Patrick Boucheron analyse, entre autres, les constructions historiennes de la société médiévale, la place des châteaux et des églises, l'espace médiéval, la double aristocratie de la guerre et de la prière, la ville à l'ombre des tours, l'obéissance au seigneur et à Dieu…
Les historien-ne-s et leur travail, « décevoir l'imagination », la science du changement social, enseigner « des valeurs d'émancipation et non de résignation », les temps se terminent toujours… Dans les contes, légendes, romans, dans les fictions, « une autre histoire s'y dévoile, énergique et gaie ». L'écriture invention, la reformulation, des historiens du XIXème siècle.
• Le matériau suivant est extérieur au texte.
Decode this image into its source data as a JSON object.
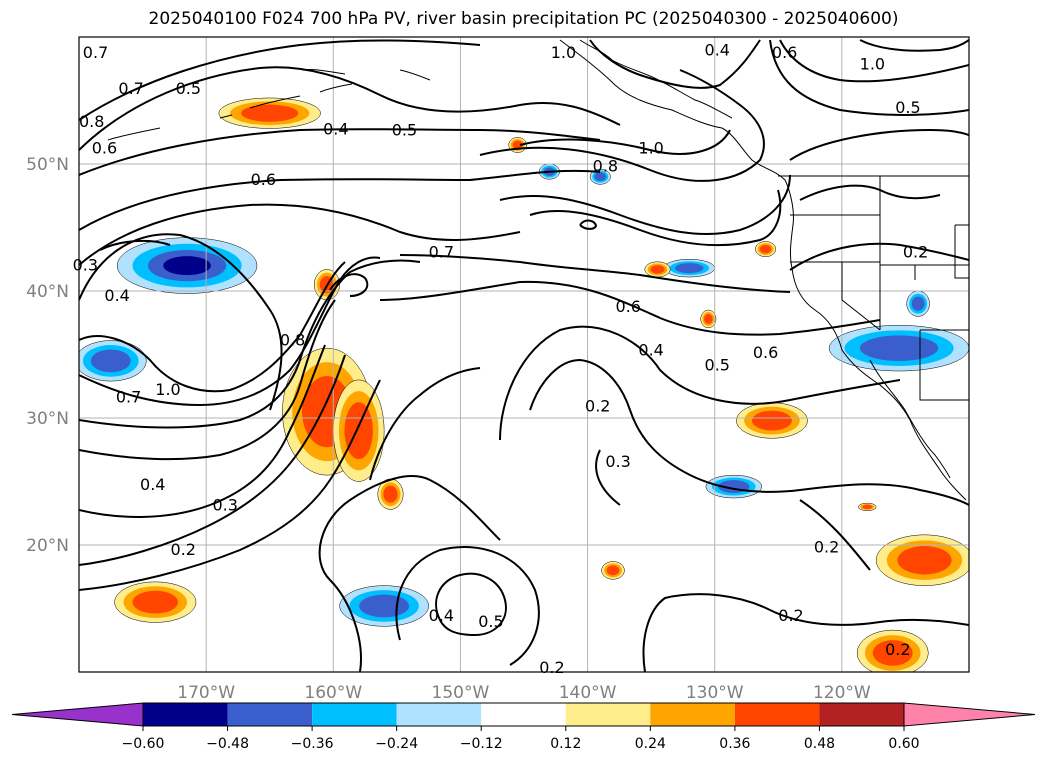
{
  "title": "2025040100 F024 700 hPa PV, river basin precipitation PC (2025040300 - 2025040600)",
  "map": {
    "lon_range": [
      -180,
      -110
    ],
    "lat_range": [
      10,
      60
    ],
    "lat_labels": [
      "50°N",
      "40°N",
      "30°N",
      "20°N"
    ],
    "lat_values": [
      50,
      40,
      30,
      20
    ],
    "lon_labels": [
      "170°W",
      "160°W",
      "150°W",
      "140°W",
      "130°W",
      "120°W"
    ],
    "lon_values": [
      -170,
      -160,
      -150,
      -140,
      -130,
      -120
    ],
    "contour_labels": [
      {
        "text": "0.7",
        "lon": -178.7,
        "lat": 58.8
      },
      {
        "text": "0.7",
        "lon": -175.9,
        "lat": 56.0
      },
      {
        "text": "0.5",
        "lon": -171.4,
        "lat": 56.0
      },
      {
        "text": "0.8",
        "lon": -179.0,
        "lat": 53.4
      },
      {
        "text": "0.6",
        "lon": -178.0,
        "lat": 51.3
      },
      {
        "text": "0.4",
        "lon": -159.8,
        "lat": 52.8
      },
      {
        "text": "0.5",
        "lon": -154.4,
        "lat": 52.7
      },
      {
        "text": "0.6",
        "lon": -165.5,
        "lat": 48.8
      },
      {
        "text": "1.0",
        "lon": -141.9,
        "lat": 58.8
      },
      {
        "text": "0.4",
        "lon": -129.8,
        "lat": 59.0
      },
      {
        "text": "0.6",
        "lon": -124.5,
        "lat": 58.8
      },
      {
        "text": "1.0",
        "lon": -117.6,
        "lat": 57.9
      },
      {
        "text": "0.5",
        "lon": -114.8,
        "lat": 54.5
      },
      {
        "text": "0.8",
        "lon": -138.6,
        "lat": 49.9
      },
      {
        "text": "1.0",
        "lon": -135.0,
        "lat": 51.3
      },
      {
        "text": "0.7",
        "lon": -151.5,
        "lat": 43.1
      },
      {
        "text": "0.3",
        "lon": -179.5,
        "lat": 42.1
      },
      {
        "text": "0.2",
        "lon": -114.2,
        "lat": 43.1
      },
      {
        "text": "0.4",
        "lon": -177.0,
        "lat": 39.7
      },
      {
        "text": "0.6",
        "lon": -136.8,
        "lat": 38.8
      },
      {
        "text": "0.8",
        "lon": -163.2,
        "lat": 36.2
      },
      {
        "text": "0.4",
        "lon": -135.0,
        "lat": 35.4
      },
      {
        "text": "0.5",
        "lon": -129.8,
        "lat": 34.2
      },
      {
        "text": "0.6",
        "lon": -126.0,
        "lat": 35.2
      },
      {
        "text": "0.2",
        "lon": -139.2,
        "lat": 31.0
      },
      {
        "text": "1.0",
        "lon": -173.0,
        "lat": 32.3
      },
      {
        "text": "0.7",
        "lon": -176.1,
        "lat": 31.7
      },
      {
        "text": "0.3",
        "lon": -137.6,
        "lat": 26.6
      },
      {
        "text": "0.4",
        "lon": -174.2,
        "lat": 24.8
      },
      {
        "text": "0.3",
        "lon": -168.5,
        "lat": 23.2
      },
      {
        "text": "0.2",
        "lon": -171.8,
        "lat": 19.7
      },
      {
        "text": "0.2",
        "lon": -121.2,
        "lat": 19.9
      },
      {
        "text": "0.4",
        "lon": -151.5,
        "lat": 14.5
      },
      {
        "text": "0.5",
        "lon": -147.6,
        "lat": 14.0
      },
      {
        "text": "0.2",
        "lon": -124.0,
        "lat": 14.5
      },
      {
        "text": "0.2",
        "lon": -142.8,
        "lat": 10.4
      },
      {
        "text": "0.2",
        "lon": -115.6,
        "lat": 11.8
      }
    ]
  },
  "colorbar": {
    "ticks": [
      "−0.60",
      "−0.48",
      "−0.36",
      "−0.24",
      "−0.12",
      "0.12",
      "0.24",
      "0.36",
      "0.48",
      "0.60"
    ],
    "tick_values": [
      -0.6,
      -0.48,
      -0.36,
      -0.24,
      -0.12,
      0.12,
      0.24,
      0.36,
      0.48,
      0.6
    ],
    "colors": [
      "#9932cc",
      "#00008b",
      "#3a5fcd",
      "#00bfff",
      "#b0e2ff",
      "#ffffff",
      "#ffec8b",
      "#ffa500",
      "#ff4500",
      "#b22222",
      "#ff82ab"
    ]
  },
  "precip_blobs": [
    {
      "lon": -171.5,
      "lat": 42.0,
      "rx": 5.5,
      "ry": 2.2,
      "value": -0.48
    },
    {
      "lon": -177.5,
      "lat": 34.5,
      "rx": 2.8,
      "ry": 1.6,
      "value": -0.42
    },
    {
      "lon": -165.0,
      "lat": 54.0,
      "rx": 4.0,
      "ry": 1.2,
      "value": 0.4
    },
    {
      "lon": -160.5,
      "lat": 30.5,
      "rx": 3.5,
      "ry": 5.0,
      "value": 0.45
    },
    {
      "lon": -155.5,
      "lat": 24.0,
      "rx": 1.0,
      "ry": 1.2,
      "value": 0.38
    },
    {
      "lon": -158.0,
      "lat": 29.0,
      "rx": 2.0,
      "ry": 4.0,
      "value": 0.4
    },
    {
      "lon": -160.5,
      "lat": 40.5,
      "rx": 1.0,
      "ry": 1.2,
      "value": 0.38
    },
    {
      "lon": -174.0,
      "lat": 15.5,
      "rx": 3.2,
      "ry": 1.6,
      "value": 0.4
    },
    {
      "lon": -156.0,
      "lat": 15.2,
      "rx": 3.5,
      "ry": 1.6,
      "value": -0.46
    },
    {
      "lon": -125.5,
      "lat": 29.8,
      "rx": 2.8,
      "ry": 1.4,
      "value": 0.45
    },
    {
      "lon": -128.5,
      "lat": 24.6,
      "rx": 2.2,
      "ry": 0.9,
      "value": -0.4
    },
    {
      "lon": -113.5,
      "lat": 18.8,
      "rx": 3.8,
      "ry": 2.0,
      "value": 0.44
    },
    {
      "lon": -116.0,
      "lat": 11.5,
      "rx": 2.8,
      "ry": 1.8,
      "value": 0.45
    },
    {
      "lon": -115.5,
      "lat": 35.5,
      "rx": 5.5,
      "ry": 1.8,
      "value": -0.4
    },
    {
      "lon": -114.0,
      "lat": 39.0,
      "rx": 0.9,
      "ry": 1.0,
      "value": -0.38
    },
    {
      "lon": -126.0,
      "lat": 43.3,
      "rx": 0.8,
      "ry": 0.6,
      "value": 0.38
    },
    {
      "lon": -132.0,
      "lat": 41.8,
      "rx": 2.0,
      "ry": 0.7,
      "value": -0.36
    },
    {
      "lon": -134.5,
      "lat": 41.7,
      "rx": 1.0,
      "ry": 0.6,
      "value": 0.38
    },
    {
      "lon": -130.5,
      "lat": 37.8,
      "rx": 0.6,
      "ry": 0.7,
      "value": 0.38
    },
    {
      "lon": -143.0,
      "lat": 49.4,
      "rx": 0.8,
      "ry": 0.6,
      "value": -0.36
    },
    {
      "lon": -139.0,
      "lat": 49.0,
      "rx": 0.8,
      "ry": 0.6,
      "value": -0.36
    },
    {
      "lon": -145.5,
      "lat": 51.5,
      "rx": 0.7,
      "ry": 0.6,
      "value": 0.38
    },
    {
      "lon": -149.0,
      "lat": 18.0,
      "rx": 0.0,
      "ry": 0.0,
      "value": 0.0
    },
    {
      "lon": -138.0,
      "lat": 18.0,
      "rx": 0.9,
      "ry": 0.7,
      "value": 0.36
    },
    {
      "lon": -118.0,
      "lat": 23.0,
      "rx": 0.7,
      "ry": 0.3,
      "value": 0.36
    }
  ]
}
Des héros inventés ou réinventés, Ivanhoé, Robin des Bois, les ermites, les déserts, les romans de chevalerie, le monde tenu serré et cette « sorte de révolte contre la promiscuité », l'installation en forêt comme transgression, les significations symboliques des couleurs, le climat diffus de banditisme social, le nom d'une construction mythologique, une bifurcation de l'histoire…
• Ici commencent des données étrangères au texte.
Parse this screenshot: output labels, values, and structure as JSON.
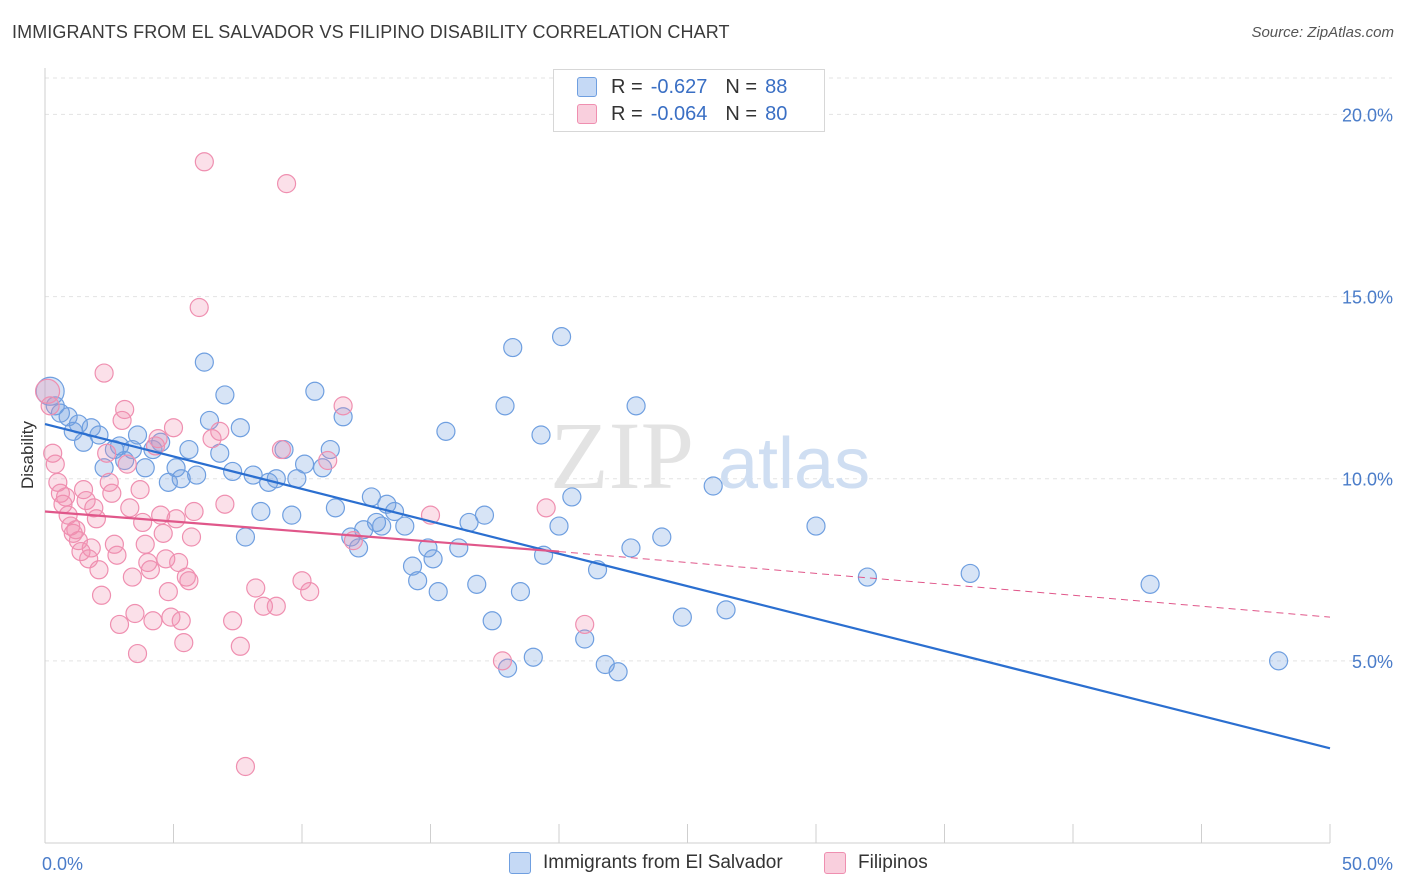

L'auteur souligne les « nombreuses révoltes de paysans et d'artisans, qui s'enchaînaient en un véritable cycle de rébellion », la place des changements de conjoncture, le « tour antifiscal », l'imaginaire des révoltes.
Il revient sur les archives, « Elles ne nous disent rien par elles-mêmes, c'est à nous de les faire parler, mais il faut pour cela s'approcher d'elles, se pencher, prêter l'oreille, se montrer attentif au faible bruit », l'histoire des vainqueurs, la révolte comme émotion collective, les rassemblements, les mots qui disent et ne disent rien, la nécessité d'interpréter « les silences de nos sources ou le mépris social de ceux qui les écrivent », les silences qui trahissent, les révoltes encore et toujours et l'histoire comme « art de l'émancipation ».
Dans une seconde partie, Questions/Réponses,
Patrick Boucheron parle, entre autres, de pirates, de la Saint-Barthélemy, de massacre « assassinat en masse de civils désarmés », de dérèglement, de haine sociale, de révoltes de femmes (la place des femmes n'est pas prise en compte dans tous les moments des analyses), de ce que nous ne savons pas des émotions réellement ressenties, des formes d'action violente contre l'ordre social, de délégitimation, de justice et d'injustice, de conspiration et de conjuration, d'une autre histoire possible, des possibilités ouvertes, de futurs non advenus, de contestation et de défection…
Le titre de cette note est emprunté à
Raymond Queneau cité par l'auteur.
Un livre d'histoire et donc sur l'histoire et son écriture. Il n'est pas besoin d'être un-e enfant pour en déguster, avec comme une naïveté nécessaire, les éléments, les analyses et la révolte sourde – mais point aveugle – que l'on devrait partager avec l'auteur, les lecteurs et les lectrices.